I could only imagine what dad-in-law must be going through right now. Guys, no matter what age, like to feel virile and healthy, not be catered to like a helpless child. He probably is feeling a confluence of different emotions as he goes through this. The "crushing of the spirit" and "eating away at resolve" that you sense attacking you could very well be the emotions dad feels, but they're bottled up inside, and he's projecting them outward. The thyroid tumor is "eating away" at his throat area, compromising his throat chakra energy, the center of one's ability to communicate. Strong feelings having no outlet is a dangerous thing for humans, being the expressive sort we tend to be. So, his only outlet may be through a poltergeist entity he unwittingly created with this thought-forms. I think once he's on the mend, your little house guest will kind of dissipate, and eventually cease to exist. Right now, though, it's wreaking a bit of havoc around there, lol.
Tag, You're It
Anyway, like I said, sounds like you've got it under control. Keep doing what you described in the original post, keep clearing the energy there. Do what you have to do to mitigate the energy dynamic, and keep it under control. My personal feeling is I don't think your emphasis needs to be on "protection," so much as on "healing." Some healing work for dad should be the focus. Would it be cool to put an amulet of some sort on
his door, instead? If not, how about under the bed, or hang some rosemary and sage upside down in the window somewhere? If you could swing it, a big bowl of sea salt somewhere in his room would be a good idea; sea salt is
great for cleansing/transmuting energy.
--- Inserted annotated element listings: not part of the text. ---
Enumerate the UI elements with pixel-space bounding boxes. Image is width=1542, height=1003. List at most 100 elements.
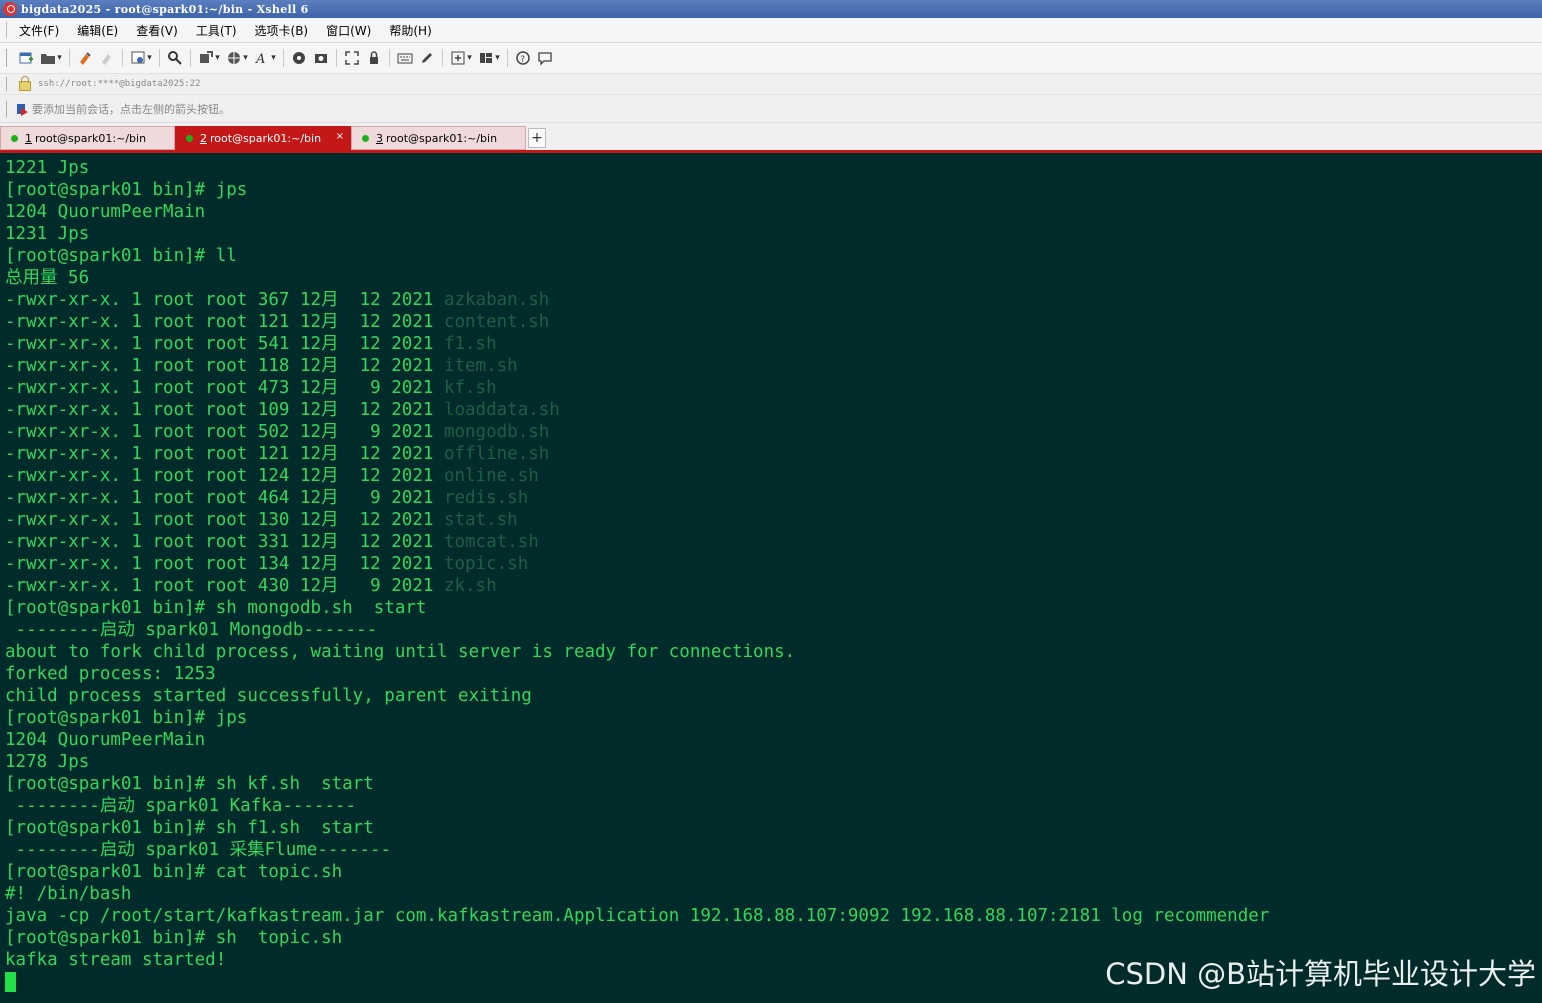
transfer-icon[interactable]: [197, 49, 221, 67]
connected-status-icon: [186, 134, 193, 142]
menu-tools[interactable]: 工具(T): [195, 20, 238, 41]
tab-session-1[interactable]: 1 root@spark01:~/bin: [0, 126, 175, 150]
terminal-line-text: -rwxr-xr-x. 1 root root 109 12月 12 2021: [5, 400, 444, 420]
tab-label: root@spark01:~/bin: [210, 131, 322, 145]
tab-bar: 1 root@spark01:~/bin 2 root@spark01:~/bi…: [0, 126, 1542, 153]
tab-session-3[interactable]: 3 root@spark01:~/bin: [351, 126, 526, 150]
title-bar: bigdata2025 - root@spark01:~/bin - Xshel…: [0, 0, 1542, 18]
terminal-line-text: about to fork child process, waiting unt…: [5, 642, 796, 662]
toolbar-separator: [283, 49, 284, 67]
terminal-line: -rwxr-xr-x. 1 root root 134 12月 12 2021 …: [5, 553, 1269, 575]
terminal-line-text: [root@spark01 bin]# sh mongodb.sh start: [5, 598, 427, 618]
terminal-line-text: kafka stream started!: [5, 950, 227, 970]
new-session-icon[interactable]: [17, 49, 35, 67]
menu-edit[interactable]: 编辑(E): [76, 20, 119, 41]
keyboard-icon[interactable]: [396, 49, 414, 67]
terminal-line: [root@spark01 bin]# sh topic.sh: [5, 927, 1269, 949]
terminal-output: 1221 Jps [root@spark01 bin]# jps 1204 Quor…: [5, 157, 1269, 993]
terminal-line: #! /bin/bash: [5, 883, 1269, 905]
menu-bar: 文件(F) 编辑(E) 查看(V) 工具(T) 选项卡(B) 窗口(W) 帮助(…: [0, 18, 1542, 43]
terminal-line-text: [root@spark01 bin]# sh f1.sh start: [5, 818, 374, 838]
layout-icon[interactable]: [477, 49, 501, 67]
terminal-line-text: -rwxr-xr-x. 1 root root 130 12月 12 2021: [5, 510, 444, 530]
menu-view[interactable]: 查看(V): [135, 20, 179, 41]
add-session-arrow-icon[interactable]: [17, 103, 28, 116]
help-icon[interactable]: ?: [514, 49, 532, 67]
xftp-icon[interactable]: [290, 49, 308, 67]
add-tab-button[interactable]: +: [528, 128, 546, 148]
session-tip-text: 要添加当前会话，点击左侧的箭头按钮。: [32, 103, 230, 116]
open-folder-icon[interactable]: [39, 49, 63, 67]
terminal-line-text: 1221 Jps: [5, 158, 90, 178]
terminal-line: about to fork child process, waiting unt…: [5, 641, 1269, 663]
terminal-line-text: -rwxr-xr-x. 1 root root 367 12月 12 2021: [5, 290, 444, 310]
terminal-line-text: -rwxr-xr-x. 1 root root 124 12月 12 2021: [5, 466, 444, 486]
lock-icon: [19, 76, 31, 91]
new-tab-icon[interactable]: [449, 49, 473, 67]
highlight-icon[interactable]: [418, 49, 436, 67]
file-name: kf.sh: [443, 378, 497, 398]
toolbar-separator: [122, 49, 123, 67]
terminal-line: -rwxr-xr-x. 1 root root 464 12月 9 2021 r…: [5, 487, 1269, 509]
terminal-line: [root@spark01 bin]# sh mongodb.sh start: [5, 597, 1269, 619]
tab-session-2[interactable]: 2 root@spark01:~/bin ×: [175, 126, 351, 150]
terminal-line: -rwxr-xr-x. 1 root root 109 12月 12 2021 …: [5, 399, 1269, 421]
terminal-line: -rwxr-xr-x. 1 root root 473 12月 9 2021 k…: [5, 377, 1269, 399]
terminal-line: [root@spark01 bin]# sh f1.sh start: [5, 817, 1269, 839]
file-name: content.sh: [443, 312, 550, 332]
disconnect-icon[interactable]: [98, 49, 116, 67]
file-name: redis.sh: [443, 488, 529, 508]
connected-status-icon: [11, 134, 18, 142]
terminal-line: [root@spark01 bin]# cat topic.sh: [5, 861, 1269, 883]
terminal-prompt-line: [5, 971, 1269, 993]
watermark: CSDN @B站计算机毕业设计大学: [1105, 957, 1536, 991]
terminal-line-text: 1278 Jps: [5, 752, 90, 772]
terminal-line: -rwxr-xr-x. 1 root root 331 12月 12 2021 …: [5, 531, 1269, 553]
menu-help[interactable]: 帮助(H): [388, 20, 432, 41]
properties-icon[interactable]: [129, 49, 153, 67]
terminal-line: -rwxr-xr-x. 1 root root 541 12月 12 2021 …: [5, 333, 1269, 355]
terminal-line-text: -rwxr-xr-x. 1 root root 541 12月 12 2021: [5, 334, 444, 354]
terminal-line-text: -rwxr-xr-x. 1 root root 464 12月 9 2021: [5, 488, 444, 508]
reconnect-icon[interactable]: [76, 49, 94, 67]
terminal-line-text: 1204 QuorumPeerMain: [5, 202, 206, 222]
globe-icon[interactable]: [225, 49, 249, 67]
session-tip-bar: 要添加当前会话，点击左侧的箭头按钮。: [0, 96, 1542, 123]
terminal-line-text: -rwxr-xr-x. 1 root root 134 12月 12 2021: [5, 554, 444, 574]
terminal-line-text: [root@spark01 bin]# jps: [5, 708, 248, 728]
screenshot-icon[interactable]: [312, 49, 330, 67]
terminal-line-text: 1204 QuorumPeerMain: [5, 730, 206, 750]
terminal-line: java -cp /root/start/kafkastream.jar com…: [5, 905, 1269, 927]
file-name: azkaban.sh: [443, 290, 550, 310]
menu-window[interactable]: 窗口(W): [325, 20, 372, 41]
find-icon[interactable]: [166, 49, 184, 67]
font-icon[interactable]: A: [253, 49, 277, 67]
tab-label: root@spark01:~/bin: [386, 131, 498, 145]
tab-close-icon[interactable]: ×: [336, 131, 344, 142]
address-field[interactable]: ssh://root:****@bigdata2025:22: [38, 79, 201, 89]
lock-toolbar-icon[interactable]: [365, 49, 383, 67]
toolbar-separator: [389, 49, 390, 67]
terminal-line: -rwxr-xr-x. 1 root root 124 12月 12 2021 …: [5, 465, 1269, 487]
terminal-line-text: [root@spark01 bin]# jps: [5, 180, 248, 200]
terminal-line: -rwxr-xr-x. 1 root root 118 12月 12 2021 …: [5, 355, 1269, 377]
terminal-line: child process started successfully, pare…: [5, 685, 1269, 707]
file-name: tomcat.sh: [443, 532, 539, 552]
terminal-line-text: 总用量 56: [5, 268, 90, 288]
fullscreen-icon[interactable]: [343, 49, 361, 67]
terminal-line-text: -rwxr-xr-x. 1 root root 473 12月 9 2021: [5, 378, 444, 398]
toolbar: A ?: [0, 43, 1542, 74]
file-name: f1.sh: [443, 334, 497, 354]
file-name: mongodb.sh: [443, 422, 550, 442]
terminal-line: [root@spark01 bin]# jps: [5, 707, 1269, 729]
chat-icon[interactable]: [536, 49, 554, 67]
toolbar-separator: [507, 49, 508, 67]
terminal-line-text: --------启动 spark01 采集Flume-------: [5, 840, 392, 860]
tab-number: 1: [25, 131, 32, 145]
terminal-area[interactable]: 1221 Jps [root@spark01 bin]# jps 1204 Quor…: [0, 153, 1542, 1003]
terminal-line-text: -rwxr-xr-x. 1 root root 430 12月 9 2021: [5, 576, 444, 596]
menu-file[interactable]: 文件(F): [18, 20, 60, 41]
menu-grip: [6, 22, 10, 38]
menu-tab[interactable]: 选项卡(B): [254, 20, 310, 41]
xshell-app-icon[interactable]: [3, 2, 17, 16]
You could really be on the sly and gift him with one of those cool
Himalayan salt lamps that are popular right now (for some reason, I tend to like the
bowls with the chunks in them, moreso than the standalone lamps). He might actually find the gentle light they give off rather soothing, relaxing to look at.
So, yeah, I don't think you're being attacked, though the reason you
feel as though you are is because you're the "sensitive" there, the empath in the house, the human antenna, and you're picking up the energy dad is projecting moreso than everyone else. Tag, you're it, my friend. Many of us have been there --the only one picking up on things to which everyone else is happily oblivious. If you have to vent or think out loud some more, or otherwise share what you're going through, you're always welcome to do so here, anytime!
Perhaps others might have some insight into this, and share their thoughts/experiences.